All’interno dello studio trova collocazione una collezione privata di quadri dell’artista Vladimiro Di Massa. La collezione fu commissionata nel 2008 direttamente dallo Studio Sarto Sieni indicando all’artista solo la tematica principale di cui trattare.

L’installazione è accompagnata da una brochure (disponibile in studio) di cui si riporta il testo che spiega ed illustra la collezione stessa.


Questa collezione è nata dalla volontà di focalizzare quante e quanto diverse sono le sfaccettature del lavoro di uno Studio Commerciale che, sulla carta, può apparire anche monotono  ripetitivo.

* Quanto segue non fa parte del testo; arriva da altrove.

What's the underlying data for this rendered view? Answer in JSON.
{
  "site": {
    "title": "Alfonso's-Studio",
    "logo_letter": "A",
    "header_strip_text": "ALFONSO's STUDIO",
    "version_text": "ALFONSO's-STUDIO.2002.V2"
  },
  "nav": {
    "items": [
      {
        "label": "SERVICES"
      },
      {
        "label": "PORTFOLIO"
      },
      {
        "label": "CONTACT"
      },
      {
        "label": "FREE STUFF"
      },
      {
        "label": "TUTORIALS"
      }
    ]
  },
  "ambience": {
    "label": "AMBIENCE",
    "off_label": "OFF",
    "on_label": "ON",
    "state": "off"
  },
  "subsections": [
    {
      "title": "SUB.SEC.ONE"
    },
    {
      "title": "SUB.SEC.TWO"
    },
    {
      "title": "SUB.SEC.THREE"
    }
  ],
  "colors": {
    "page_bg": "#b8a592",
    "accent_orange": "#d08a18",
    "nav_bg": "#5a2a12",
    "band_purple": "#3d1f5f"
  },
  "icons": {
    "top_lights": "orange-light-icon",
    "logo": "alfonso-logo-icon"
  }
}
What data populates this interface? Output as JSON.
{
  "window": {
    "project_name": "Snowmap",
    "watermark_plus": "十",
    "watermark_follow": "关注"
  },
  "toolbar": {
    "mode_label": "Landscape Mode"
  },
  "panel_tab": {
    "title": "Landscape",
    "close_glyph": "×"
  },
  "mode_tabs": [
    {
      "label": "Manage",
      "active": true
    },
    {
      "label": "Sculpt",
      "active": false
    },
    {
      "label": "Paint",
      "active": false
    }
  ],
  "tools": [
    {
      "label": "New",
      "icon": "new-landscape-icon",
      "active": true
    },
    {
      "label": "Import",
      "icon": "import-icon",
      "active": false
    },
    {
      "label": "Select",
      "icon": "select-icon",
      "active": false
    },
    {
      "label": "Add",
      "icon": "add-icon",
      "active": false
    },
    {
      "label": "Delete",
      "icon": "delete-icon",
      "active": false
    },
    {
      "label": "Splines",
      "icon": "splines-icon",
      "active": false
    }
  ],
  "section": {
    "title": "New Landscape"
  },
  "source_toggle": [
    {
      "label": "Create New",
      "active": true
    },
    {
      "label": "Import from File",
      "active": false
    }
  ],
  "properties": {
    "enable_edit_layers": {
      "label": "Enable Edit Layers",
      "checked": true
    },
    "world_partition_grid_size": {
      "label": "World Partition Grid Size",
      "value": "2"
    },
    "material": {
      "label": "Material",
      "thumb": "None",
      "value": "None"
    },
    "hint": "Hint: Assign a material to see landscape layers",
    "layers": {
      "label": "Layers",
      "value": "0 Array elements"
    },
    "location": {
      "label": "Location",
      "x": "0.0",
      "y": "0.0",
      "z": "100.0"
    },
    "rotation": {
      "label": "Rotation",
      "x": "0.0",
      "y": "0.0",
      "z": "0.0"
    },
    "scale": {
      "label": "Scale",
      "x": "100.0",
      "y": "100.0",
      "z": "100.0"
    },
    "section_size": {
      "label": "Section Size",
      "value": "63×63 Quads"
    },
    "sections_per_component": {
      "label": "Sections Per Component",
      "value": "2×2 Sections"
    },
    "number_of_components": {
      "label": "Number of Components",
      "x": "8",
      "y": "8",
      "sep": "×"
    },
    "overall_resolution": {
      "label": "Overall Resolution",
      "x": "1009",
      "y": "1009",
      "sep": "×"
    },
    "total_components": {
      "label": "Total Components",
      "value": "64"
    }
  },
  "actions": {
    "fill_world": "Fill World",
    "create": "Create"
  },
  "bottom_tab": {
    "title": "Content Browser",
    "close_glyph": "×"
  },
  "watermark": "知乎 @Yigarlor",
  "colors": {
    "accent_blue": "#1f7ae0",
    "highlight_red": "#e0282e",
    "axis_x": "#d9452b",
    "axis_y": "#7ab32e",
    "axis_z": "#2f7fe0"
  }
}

L’idea di raccontare lo Studio attraverso un percorso artistico nasce dalla consapevolezza che anche tra i freddi numeri di una contabilità o le asettiche parole di contratto ci sia sempre un guizzo di fantasia e genialità, come in un quadro che nel guardarlo superficialmente può apparire solo come un’accozzaglia di colori e oggetti, ma che, con un’osservazione attenta, si scopre essere pieno di ricerca, cura del particolare, significato intrinseco ed efficacia visiva.

I quadri esposti, così, altro non sono che un’espressione delle esperienze di una vita professionale maturata e sviluppatasi anche grazie al rapporto ed alla fiducia che la clientela ha sempre dimostrato negli anni.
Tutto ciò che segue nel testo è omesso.